An `update' takes the advice to task
DEAR READERS >> Periodically, I publish “updates” to previous questions and answers published in this space.
I wrote to you as “Ghosted Uncle,” regarding how my late brother's wife and children had cut off contact with my family.
Things are largely unchanged.
After your advice basically chastising me, I did try for a time.
My efforts were never reciprocated or apparently appreciated.
In the past year I have returned two wedding invitations and a graduation announcement, as I really don't want anything to do with them at this point.
At times I have been told by other family members that my former sister-in-law and her children have had a lot of personal issues; in recent years I have asked that they not share any of these statements with me.
So, not much is new. I will say that I would have appreciated you showing me a fraction of the empathy you extended to my former sister-in-law.
But as I said back then, I asked for your opinion, so I got it.
— R
DEAR R >> Thank you for providing this update.
Most of the updates I receive from readers suggest positive change, and while I am cheered by this, I suspect that most of the people who write to me have experiences closer to yours.
I also understand your criticism of my response, and appreciate your willingness to take me to task.
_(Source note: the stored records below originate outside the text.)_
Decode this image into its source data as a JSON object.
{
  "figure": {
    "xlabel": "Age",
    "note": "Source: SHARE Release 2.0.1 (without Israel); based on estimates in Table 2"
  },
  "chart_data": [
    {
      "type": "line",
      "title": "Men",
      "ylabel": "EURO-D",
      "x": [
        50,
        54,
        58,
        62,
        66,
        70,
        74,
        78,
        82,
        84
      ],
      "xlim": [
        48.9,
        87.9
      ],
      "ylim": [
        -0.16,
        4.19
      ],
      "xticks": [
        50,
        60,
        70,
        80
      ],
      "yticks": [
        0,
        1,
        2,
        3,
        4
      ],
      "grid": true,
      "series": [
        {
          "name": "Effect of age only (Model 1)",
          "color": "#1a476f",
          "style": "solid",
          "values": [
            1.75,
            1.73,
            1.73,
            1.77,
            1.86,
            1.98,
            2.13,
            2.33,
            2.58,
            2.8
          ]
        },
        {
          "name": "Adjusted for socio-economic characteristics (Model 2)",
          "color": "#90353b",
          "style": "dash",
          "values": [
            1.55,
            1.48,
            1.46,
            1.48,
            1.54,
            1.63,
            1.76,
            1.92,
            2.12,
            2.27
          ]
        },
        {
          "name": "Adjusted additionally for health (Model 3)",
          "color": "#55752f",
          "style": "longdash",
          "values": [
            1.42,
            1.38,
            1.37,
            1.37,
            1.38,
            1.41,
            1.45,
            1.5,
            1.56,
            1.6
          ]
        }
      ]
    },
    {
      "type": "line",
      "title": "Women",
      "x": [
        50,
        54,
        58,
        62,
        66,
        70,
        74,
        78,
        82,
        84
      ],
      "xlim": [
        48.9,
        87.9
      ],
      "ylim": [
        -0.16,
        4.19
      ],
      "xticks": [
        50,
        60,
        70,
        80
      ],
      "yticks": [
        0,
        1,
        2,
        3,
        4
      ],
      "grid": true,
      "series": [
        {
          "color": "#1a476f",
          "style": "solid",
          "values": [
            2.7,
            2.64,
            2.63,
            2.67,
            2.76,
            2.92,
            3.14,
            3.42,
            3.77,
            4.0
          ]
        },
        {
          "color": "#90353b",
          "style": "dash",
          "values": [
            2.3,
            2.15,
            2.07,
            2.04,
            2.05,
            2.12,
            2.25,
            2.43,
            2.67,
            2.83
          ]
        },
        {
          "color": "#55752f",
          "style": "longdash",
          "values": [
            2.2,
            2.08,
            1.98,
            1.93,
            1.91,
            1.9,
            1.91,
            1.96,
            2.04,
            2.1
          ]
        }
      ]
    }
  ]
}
My focus was on you trying to stay connected with the younger family members — not necessarily their mother.
However, I have to point out that even though you say your efforts have not been reciprocated or appreciated, these young family members have invited you to two weddings and a graduation.
You have refused these invites.
These invitations are the essence of reciprocation.
They are bids for connection, much like the ones you made. And now it is their turn to feel rejected.